The main objective of this project is to formulate a standard testing methodology and to develop testing equipment in order to quantify relevant TSL parameters. During the course of this project, a series of international seminars was organised between the Australian Centre for Geomechanics, the University of the Witwatersrand, and the Université Laval in Canada. The objective of these seminars was also to formulate and reach consensus on internationally acceptable standard testing procedures for TSLs. By actively participating in these seminars, insights were shared between local and international participants. The testing methodology that is presented in this report is therefore not only relevant to South African applications, but is also broadly supported by the international mining community.
 
The support performance of a TSL is largely determined by the substrate onto which it is attached. In addition, a TSL is typically part of a support system that contains other support components such as tendons. The requirements for a TSL are therefore strongly associated with the detailed morphology of the substrate as well as with the characteristics of the other support components. A simple mechanical model that quantifies the interaction between a TSL, the substrate, and the retaining support is described in this report. With the aid of this model, the required TSL parameters can, in principle, be quantified.
 
One of the most revealing findings from this project was the strongly time-dependent behaviour of some of the TSL products. In essence, the strength of such products is directly associated with the duration of loading, and strength therefore needs to be carefully defined in those products. High strength and high stiffness are associated with rapid loading, while relatively low strength and stiffness are associated with slow loading. Loading rate is thus extremely relevant when the strength and stiffness of a particular material are being determined. The testing equipment that was developed for this project is capable of subjecting test specimens to variable loading rates.

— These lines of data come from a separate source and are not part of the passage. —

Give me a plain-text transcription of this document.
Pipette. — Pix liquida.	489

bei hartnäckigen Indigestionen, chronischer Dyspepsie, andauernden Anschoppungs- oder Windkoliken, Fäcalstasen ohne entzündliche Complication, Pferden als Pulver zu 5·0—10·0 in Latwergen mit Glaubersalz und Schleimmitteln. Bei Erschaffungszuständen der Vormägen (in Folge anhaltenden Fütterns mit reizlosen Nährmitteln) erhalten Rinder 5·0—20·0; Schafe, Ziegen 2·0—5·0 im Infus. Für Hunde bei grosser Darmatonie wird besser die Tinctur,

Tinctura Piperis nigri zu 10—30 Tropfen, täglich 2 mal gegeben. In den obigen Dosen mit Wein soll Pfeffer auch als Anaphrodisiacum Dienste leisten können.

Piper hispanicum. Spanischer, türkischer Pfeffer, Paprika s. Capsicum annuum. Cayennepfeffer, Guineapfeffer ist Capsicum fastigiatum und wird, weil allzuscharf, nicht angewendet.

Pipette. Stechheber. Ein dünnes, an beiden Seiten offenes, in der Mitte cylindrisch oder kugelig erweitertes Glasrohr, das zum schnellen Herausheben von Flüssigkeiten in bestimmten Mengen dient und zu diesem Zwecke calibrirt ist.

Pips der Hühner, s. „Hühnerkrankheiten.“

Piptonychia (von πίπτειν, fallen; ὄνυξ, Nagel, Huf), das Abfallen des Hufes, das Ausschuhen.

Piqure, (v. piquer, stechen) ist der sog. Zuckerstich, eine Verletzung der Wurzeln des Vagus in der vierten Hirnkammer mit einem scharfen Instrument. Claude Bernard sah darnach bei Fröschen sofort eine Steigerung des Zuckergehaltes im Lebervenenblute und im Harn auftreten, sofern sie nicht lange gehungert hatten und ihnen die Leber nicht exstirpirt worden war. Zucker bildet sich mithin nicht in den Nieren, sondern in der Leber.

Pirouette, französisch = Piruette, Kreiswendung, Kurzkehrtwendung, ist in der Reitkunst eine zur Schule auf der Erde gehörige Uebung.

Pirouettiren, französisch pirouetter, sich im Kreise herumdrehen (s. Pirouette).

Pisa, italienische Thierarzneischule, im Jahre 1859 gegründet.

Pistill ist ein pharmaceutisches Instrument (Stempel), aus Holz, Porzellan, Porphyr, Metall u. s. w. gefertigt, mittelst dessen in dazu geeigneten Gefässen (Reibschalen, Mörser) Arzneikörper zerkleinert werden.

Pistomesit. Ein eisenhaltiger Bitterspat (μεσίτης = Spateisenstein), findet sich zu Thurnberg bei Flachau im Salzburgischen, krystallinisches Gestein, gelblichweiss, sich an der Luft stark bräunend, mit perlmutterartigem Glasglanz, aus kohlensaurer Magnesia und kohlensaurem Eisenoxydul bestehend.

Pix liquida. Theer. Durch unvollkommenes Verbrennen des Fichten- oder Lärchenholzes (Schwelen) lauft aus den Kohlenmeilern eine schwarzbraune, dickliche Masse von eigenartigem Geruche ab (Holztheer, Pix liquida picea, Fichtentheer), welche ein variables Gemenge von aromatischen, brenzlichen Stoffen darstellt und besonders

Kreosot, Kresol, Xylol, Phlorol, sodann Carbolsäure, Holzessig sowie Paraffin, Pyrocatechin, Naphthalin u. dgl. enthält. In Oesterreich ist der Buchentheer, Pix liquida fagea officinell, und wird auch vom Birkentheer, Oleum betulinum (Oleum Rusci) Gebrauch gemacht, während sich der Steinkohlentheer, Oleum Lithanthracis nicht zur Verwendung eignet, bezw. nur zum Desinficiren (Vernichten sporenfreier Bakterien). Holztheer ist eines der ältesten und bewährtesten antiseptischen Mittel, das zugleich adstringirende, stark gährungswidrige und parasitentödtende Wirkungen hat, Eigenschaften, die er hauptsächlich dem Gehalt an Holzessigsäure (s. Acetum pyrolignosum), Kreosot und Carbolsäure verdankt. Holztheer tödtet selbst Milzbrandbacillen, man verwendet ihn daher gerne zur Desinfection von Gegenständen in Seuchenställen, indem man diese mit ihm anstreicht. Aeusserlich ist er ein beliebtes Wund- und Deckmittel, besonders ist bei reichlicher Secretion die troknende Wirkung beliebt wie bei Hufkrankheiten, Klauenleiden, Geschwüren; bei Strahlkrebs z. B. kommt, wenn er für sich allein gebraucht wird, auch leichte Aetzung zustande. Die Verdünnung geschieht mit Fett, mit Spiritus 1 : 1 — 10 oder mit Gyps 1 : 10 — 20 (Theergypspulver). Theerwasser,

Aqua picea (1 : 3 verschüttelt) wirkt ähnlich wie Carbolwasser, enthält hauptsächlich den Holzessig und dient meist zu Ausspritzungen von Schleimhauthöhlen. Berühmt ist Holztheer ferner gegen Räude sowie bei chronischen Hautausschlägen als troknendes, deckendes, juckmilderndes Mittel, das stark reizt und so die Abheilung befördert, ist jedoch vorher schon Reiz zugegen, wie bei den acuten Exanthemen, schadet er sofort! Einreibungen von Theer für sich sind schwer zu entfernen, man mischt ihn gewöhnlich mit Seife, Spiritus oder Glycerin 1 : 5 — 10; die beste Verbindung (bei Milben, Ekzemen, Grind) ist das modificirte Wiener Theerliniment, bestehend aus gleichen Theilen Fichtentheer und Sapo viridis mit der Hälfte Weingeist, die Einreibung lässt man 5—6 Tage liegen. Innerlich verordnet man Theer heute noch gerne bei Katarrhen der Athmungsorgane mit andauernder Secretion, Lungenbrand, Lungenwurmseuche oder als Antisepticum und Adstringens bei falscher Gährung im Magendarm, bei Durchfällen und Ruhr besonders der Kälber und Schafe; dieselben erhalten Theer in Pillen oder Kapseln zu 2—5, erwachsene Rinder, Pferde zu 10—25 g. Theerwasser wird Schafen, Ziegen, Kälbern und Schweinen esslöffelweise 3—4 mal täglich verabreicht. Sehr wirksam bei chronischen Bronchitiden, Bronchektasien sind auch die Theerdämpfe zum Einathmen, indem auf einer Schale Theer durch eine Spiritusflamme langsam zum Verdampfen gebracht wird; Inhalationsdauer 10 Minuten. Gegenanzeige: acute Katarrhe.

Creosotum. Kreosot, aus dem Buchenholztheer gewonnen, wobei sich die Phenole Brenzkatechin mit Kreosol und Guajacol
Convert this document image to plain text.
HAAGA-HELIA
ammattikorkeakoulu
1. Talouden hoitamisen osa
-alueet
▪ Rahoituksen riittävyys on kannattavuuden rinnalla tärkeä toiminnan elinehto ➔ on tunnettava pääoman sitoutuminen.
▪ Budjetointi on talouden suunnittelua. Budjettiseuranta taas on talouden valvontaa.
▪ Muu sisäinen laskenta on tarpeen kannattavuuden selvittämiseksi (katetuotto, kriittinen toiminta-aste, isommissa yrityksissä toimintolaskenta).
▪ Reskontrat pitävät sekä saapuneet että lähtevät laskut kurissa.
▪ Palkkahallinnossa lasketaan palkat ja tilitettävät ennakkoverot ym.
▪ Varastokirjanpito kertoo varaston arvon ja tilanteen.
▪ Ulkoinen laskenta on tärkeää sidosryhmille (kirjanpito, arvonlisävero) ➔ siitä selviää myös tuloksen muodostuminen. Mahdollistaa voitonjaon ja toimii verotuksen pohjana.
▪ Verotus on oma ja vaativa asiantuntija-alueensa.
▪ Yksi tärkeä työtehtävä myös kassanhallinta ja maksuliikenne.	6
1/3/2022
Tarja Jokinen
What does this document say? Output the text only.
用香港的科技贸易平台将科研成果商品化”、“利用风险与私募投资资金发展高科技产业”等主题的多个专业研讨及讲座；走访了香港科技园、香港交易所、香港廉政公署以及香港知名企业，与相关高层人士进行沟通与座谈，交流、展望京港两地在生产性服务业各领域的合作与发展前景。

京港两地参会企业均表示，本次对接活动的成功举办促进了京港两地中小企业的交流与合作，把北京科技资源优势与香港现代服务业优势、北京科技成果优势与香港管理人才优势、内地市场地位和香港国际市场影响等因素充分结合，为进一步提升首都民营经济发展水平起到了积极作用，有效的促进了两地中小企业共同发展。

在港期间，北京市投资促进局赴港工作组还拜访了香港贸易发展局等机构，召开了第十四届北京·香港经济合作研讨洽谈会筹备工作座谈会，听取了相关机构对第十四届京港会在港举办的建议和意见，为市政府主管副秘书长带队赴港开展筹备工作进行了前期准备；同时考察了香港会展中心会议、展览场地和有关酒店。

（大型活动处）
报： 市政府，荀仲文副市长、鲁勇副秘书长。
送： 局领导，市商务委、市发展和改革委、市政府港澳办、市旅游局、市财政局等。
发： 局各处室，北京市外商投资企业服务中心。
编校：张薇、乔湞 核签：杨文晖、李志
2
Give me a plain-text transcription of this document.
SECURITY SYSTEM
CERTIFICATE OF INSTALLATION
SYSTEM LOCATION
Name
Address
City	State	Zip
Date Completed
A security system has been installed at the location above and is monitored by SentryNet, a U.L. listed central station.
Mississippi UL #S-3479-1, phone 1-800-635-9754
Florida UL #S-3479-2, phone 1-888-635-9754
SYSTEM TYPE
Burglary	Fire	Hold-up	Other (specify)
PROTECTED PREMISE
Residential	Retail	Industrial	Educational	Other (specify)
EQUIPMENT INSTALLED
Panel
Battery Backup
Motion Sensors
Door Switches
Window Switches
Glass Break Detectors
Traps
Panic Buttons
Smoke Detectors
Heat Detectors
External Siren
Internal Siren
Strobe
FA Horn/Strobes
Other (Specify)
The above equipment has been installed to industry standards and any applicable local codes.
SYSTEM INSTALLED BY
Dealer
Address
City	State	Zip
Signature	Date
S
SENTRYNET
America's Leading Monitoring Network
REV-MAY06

The proposed standard testing procedure requires the specification of loading rate in a tension test.
 
Two standard tests were formulated, namely a tension test and an adhesion test. 
 
The test procedures have been optimised based on laboratory and underground testing and guidelines for the standard testing procedures are presented in the report. The adhesion test was designed for in situ evaluations as well and can be used to assess the underground performance in relation to potential performance under laboratory conditions. While it is not the intention here to prescribe detailed requirements for TSL products, it is apparent from this study that only tough and strong bonding materials are capable of providing effective support resistance when large deformations need to be accommodated. However, certain brittle and stiff materials may provide very effective support when they are not subjected to large deformations. In fact, the perception that large deformations need to be accommodated seems to be misplaced in many of the observed cases. It is therefore important that any potential application is carefully assessed.